En esta nueva entrega, la artista apuesta por una narrativa dividida en cuatro movimientos, cada uno con un carácter propio, como si de una sinfonía se tratase. A lo largo de 18 canciones, traza un recorrido que va de lo terrenal a lo sagrado, explorando temas como el duelo, la redención y la conexión con lo divino. Además, su decisión de cantar en 13 idiomas distintos no es un simple alarde técnico: cada lengua funciona como un símbolo de apertura, como un gesto poético hacia lo universal.

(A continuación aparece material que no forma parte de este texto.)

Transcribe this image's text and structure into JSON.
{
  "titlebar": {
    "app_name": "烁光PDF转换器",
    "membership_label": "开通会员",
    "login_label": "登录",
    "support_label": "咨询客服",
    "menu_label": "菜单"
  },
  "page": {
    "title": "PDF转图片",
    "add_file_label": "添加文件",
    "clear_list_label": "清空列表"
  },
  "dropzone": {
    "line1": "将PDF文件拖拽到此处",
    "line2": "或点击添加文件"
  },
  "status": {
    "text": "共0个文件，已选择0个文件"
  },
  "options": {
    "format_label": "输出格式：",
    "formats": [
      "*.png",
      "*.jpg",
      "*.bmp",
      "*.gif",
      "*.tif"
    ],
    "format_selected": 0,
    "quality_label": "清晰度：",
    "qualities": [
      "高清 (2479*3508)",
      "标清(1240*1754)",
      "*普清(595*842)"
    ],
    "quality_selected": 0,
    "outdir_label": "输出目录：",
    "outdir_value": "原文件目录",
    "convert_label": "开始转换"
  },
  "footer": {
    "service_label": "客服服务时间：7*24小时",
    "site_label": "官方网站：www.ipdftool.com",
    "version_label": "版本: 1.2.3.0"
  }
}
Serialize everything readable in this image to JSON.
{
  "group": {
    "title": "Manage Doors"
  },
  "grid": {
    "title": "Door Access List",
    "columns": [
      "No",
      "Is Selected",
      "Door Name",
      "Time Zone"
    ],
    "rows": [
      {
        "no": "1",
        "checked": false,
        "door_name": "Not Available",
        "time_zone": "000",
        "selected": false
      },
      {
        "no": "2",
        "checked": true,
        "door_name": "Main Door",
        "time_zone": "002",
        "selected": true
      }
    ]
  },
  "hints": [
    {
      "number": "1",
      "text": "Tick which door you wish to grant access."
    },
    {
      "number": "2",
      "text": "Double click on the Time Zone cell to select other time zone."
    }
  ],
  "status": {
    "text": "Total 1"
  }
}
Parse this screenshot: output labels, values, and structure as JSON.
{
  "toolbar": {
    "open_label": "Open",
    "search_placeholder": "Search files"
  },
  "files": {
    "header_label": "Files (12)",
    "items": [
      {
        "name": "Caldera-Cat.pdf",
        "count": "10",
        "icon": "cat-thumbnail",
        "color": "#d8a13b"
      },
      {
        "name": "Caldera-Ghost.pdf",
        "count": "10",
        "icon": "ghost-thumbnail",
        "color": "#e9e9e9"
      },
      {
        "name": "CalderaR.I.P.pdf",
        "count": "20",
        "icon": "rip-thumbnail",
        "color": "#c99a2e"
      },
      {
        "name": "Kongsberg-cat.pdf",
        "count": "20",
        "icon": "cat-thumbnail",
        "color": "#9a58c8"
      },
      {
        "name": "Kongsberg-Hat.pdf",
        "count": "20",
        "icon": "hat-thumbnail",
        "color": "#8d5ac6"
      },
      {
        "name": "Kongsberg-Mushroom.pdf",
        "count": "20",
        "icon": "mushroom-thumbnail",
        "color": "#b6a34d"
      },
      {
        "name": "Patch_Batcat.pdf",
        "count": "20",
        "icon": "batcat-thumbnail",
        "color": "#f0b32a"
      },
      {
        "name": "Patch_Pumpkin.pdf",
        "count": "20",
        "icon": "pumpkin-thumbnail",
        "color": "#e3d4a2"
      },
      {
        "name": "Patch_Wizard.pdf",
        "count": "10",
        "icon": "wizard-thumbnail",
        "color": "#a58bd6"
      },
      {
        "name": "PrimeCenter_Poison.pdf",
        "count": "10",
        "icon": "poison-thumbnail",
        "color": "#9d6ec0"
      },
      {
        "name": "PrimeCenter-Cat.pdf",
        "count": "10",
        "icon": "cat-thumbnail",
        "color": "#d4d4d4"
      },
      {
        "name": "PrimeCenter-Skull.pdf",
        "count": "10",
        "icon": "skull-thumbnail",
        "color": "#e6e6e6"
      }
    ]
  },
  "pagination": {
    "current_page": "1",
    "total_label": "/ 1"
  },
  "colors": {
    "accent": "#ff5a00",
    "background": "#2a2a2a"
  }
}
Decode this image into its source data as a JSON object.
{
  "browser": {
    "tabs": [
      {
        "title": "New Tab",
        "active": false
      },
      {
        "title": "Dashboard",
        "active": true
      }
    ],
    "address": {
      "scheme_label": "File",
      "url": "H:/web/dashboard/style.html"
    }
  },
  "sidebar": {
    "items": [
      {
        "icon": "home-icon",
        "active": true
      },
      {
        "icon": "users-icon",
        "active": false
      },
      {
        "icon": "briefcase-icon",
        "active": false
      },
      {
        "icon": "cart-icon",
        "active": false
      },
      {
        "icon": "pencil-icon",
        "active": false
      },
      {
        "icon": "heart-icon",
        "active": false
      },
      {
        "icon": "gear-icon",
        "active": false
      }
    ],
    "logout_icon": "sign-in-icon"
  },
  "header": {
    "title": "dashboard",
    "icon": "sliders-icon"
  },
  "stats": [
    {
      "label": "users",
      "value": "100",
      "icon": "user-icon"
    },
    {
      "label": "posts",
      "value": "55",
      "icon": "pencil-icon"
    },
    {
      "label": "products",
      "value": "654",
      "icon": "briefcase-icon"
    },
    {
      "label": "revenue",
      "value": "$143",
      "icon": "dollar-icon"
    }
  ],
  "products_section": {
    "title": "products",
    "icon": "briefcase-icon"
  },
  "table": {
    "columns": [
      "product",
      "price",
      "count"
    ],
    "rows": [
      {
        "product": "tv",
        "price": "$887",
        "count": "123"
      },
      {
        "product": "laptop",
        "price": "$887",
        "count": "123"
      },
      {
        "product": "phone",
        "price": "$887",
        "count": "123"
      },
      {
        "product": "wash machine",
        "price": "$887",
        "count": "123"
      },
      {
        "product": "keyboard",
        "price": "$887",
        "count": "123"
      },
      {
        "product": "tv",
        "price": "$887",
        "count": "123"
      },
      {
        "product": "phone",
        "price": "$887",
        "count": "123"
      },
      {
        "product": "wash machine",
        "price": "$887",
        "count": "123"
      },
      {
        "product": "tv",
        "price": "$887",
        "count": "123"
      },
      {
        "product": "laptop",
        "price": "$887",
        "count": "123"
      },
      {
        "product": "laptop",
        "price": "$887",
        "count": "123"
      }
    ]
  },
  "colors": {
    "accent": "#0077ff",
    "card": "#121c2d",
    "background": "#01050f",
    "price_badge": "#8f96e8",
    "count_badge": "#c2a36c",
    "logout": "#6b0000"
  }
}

Por otro lado, el álbum no esquiva lo personal. Algunas letras se leen como declaraciones, otras como reproches velados a antiguas parejas, y muchas, como manifiestos dirigidos a mujeres que atraviesan rupturas o búsquedas internas. A través de esto, Rosalía construye un discurso de poder y sensibilidad que se apoya tanto en lo lírico como en lo sonoro.
En cuanto a colaboraciones, el disco cuenta con nombres de peso: Björk, Estrella Morente, Carminho, Yves Tumor o Silvia Pérez Cruz aportan matices únicos a un álbum que no teme cruzar fronteras estéticas. Asimismo, la participación de la London Symphony Orchestra da una textura cinematográfica y grandiosa a varias de las piezas.
Finalmente, Lux no se limita al formato digital. La versión en vinilo incluye tres canciones adicionales que expanden aún más el imaginario del álbum. Rosalía, en este proyecto cocinado durante tres años, se entrega al estudio meticuloso de lo fonético y lo simbólico, dejando claro que su interés no está solo en lo sonoro, sino en lo conceptual.